The brand now offers skateboards, apparel, as well as Latosha’s own art prints for those who may not be into skateboarding but want to support her work.
Getting to this point hasn’t been easy, especially as a Black woman in what was once seen as a white male-dominated sport.
“Being Black and being a woman skateboarder is like having two things work against you,” Latosha said. “There weren’t many other Black women into skateboarding when I first started out. But now, I love meeting and learning about other Black women in the sport who haven’t always gotten the recognition they deserve.”
Latosha says she has been moved to tears lately with the outpouring of support and messages from parents of little Black kids thanking her for bringing more representation.
Brands have been reaching out in hopes of a chance to work with Proper Gnar and feature it in their stores. However, this wasn’t always the case.

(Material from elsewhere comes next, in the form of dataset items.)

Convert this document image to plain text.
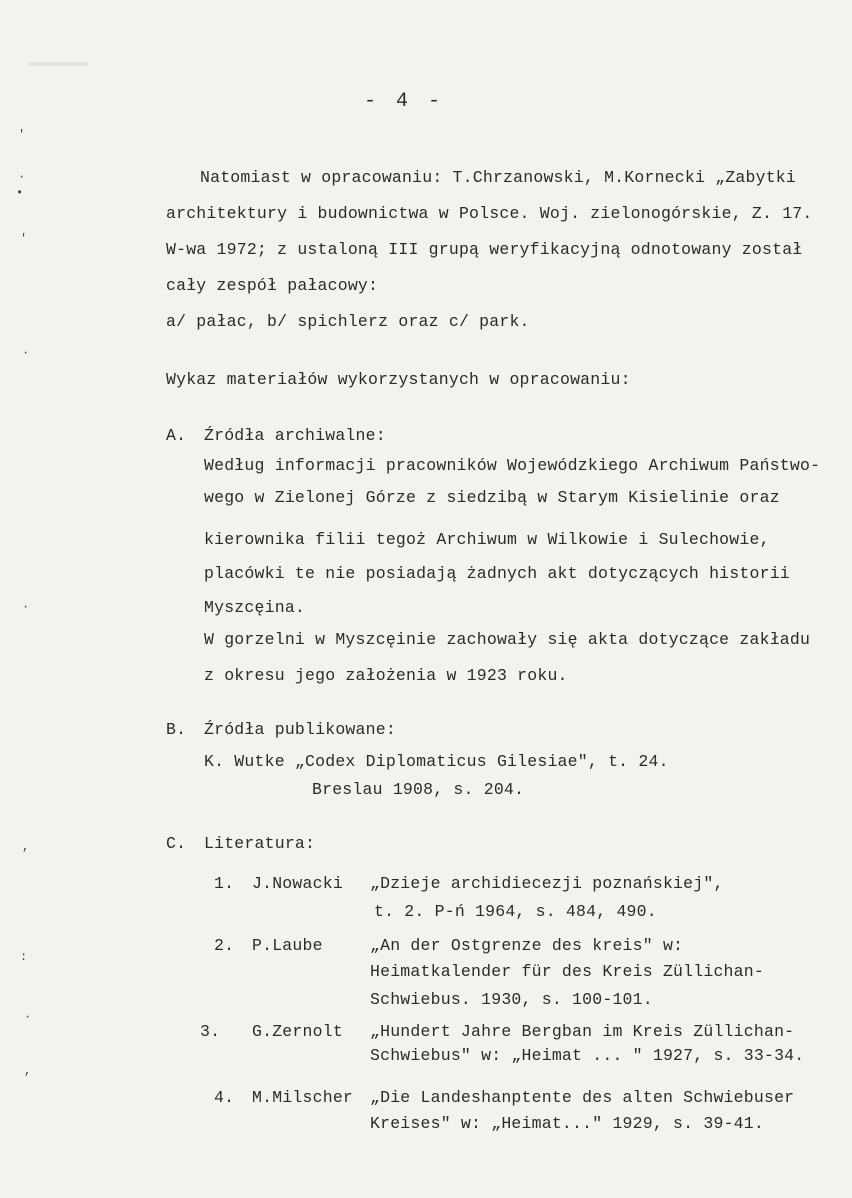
'
·
•
'
·
·
,
:
·
,
- 4 -
Natomiast w opracowaniu: T.Chrzanowski, M.Kornecki „Zabytki
architektury i budownictwa w Polsce. Woj. zielonogórskie, Z. 17.
W-wa 1972; z ustaloną III grupą weryfikacyjną odnotowany został
cały zespół pałacowy:
a/ pałac, b/ spichlerz oraz c/ park.
Wykaz materiałów wykorzystanych w opracowaniu:
A. Źródła archiwalne:
Według informacji pracowników Wojewódzkiego Archiwum Państwo-
wego w Zielonej Górze z siedzibą w Starym Kisielinie oraz
kierownika filii tegoż Archiwum w Wilkowie i Sulechowie,
placówki te nie posiadają żadnych akt dotyczących historii
Myszcęina.
W gorzelni w Myszcęinie zachowały się akta dotyczące zakładu
z okresu jego założenia w 1923 roku.
B. Źródła publikowane:
K. Wutke „Codex Diplomaticus Gilesiae", t. 24.
Breslau 1908, s. 204.
C. Literatura:
1. J.Nowacki „Dzieje archidiecezji poznańskiej",
t. 2. P-ń 1964, s. 484, 490.
2. P.Laube	„An der Ostgrenze des kreis" w:
Heimatkalender für des Kreis Züllichan-
Schwiebus. 1930, s. 100-101.
3. G.Zernolt „Hundert Jahre Bergban im Kreis Züllichan-
Schwiebus" w: „Heimat ... " 1927, s. 33-34.
4. M.Milscher „Die Landeshanptente des alten Schwiebuser
Kreises" w: „Heimat..." 1929, s. 39-41.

“When I first started making boards, it was hard to work with the big-name celebrities and faces because they all had contracts with the major brands and weren’t allowed to feature anything else. I had to figure out to work around that. Brands would make me prove myself before they would give me a chance.”
Currently, Proper Gnar can be found in about 10 skate shops across the country and the brand will soon announce placement with two major retailers.
In her spare time, Latosha also hosts events at skateparks and plans to restart them once it is safe again. Her goal is to hopefully prepare more young girls for the professional world of skateboarding.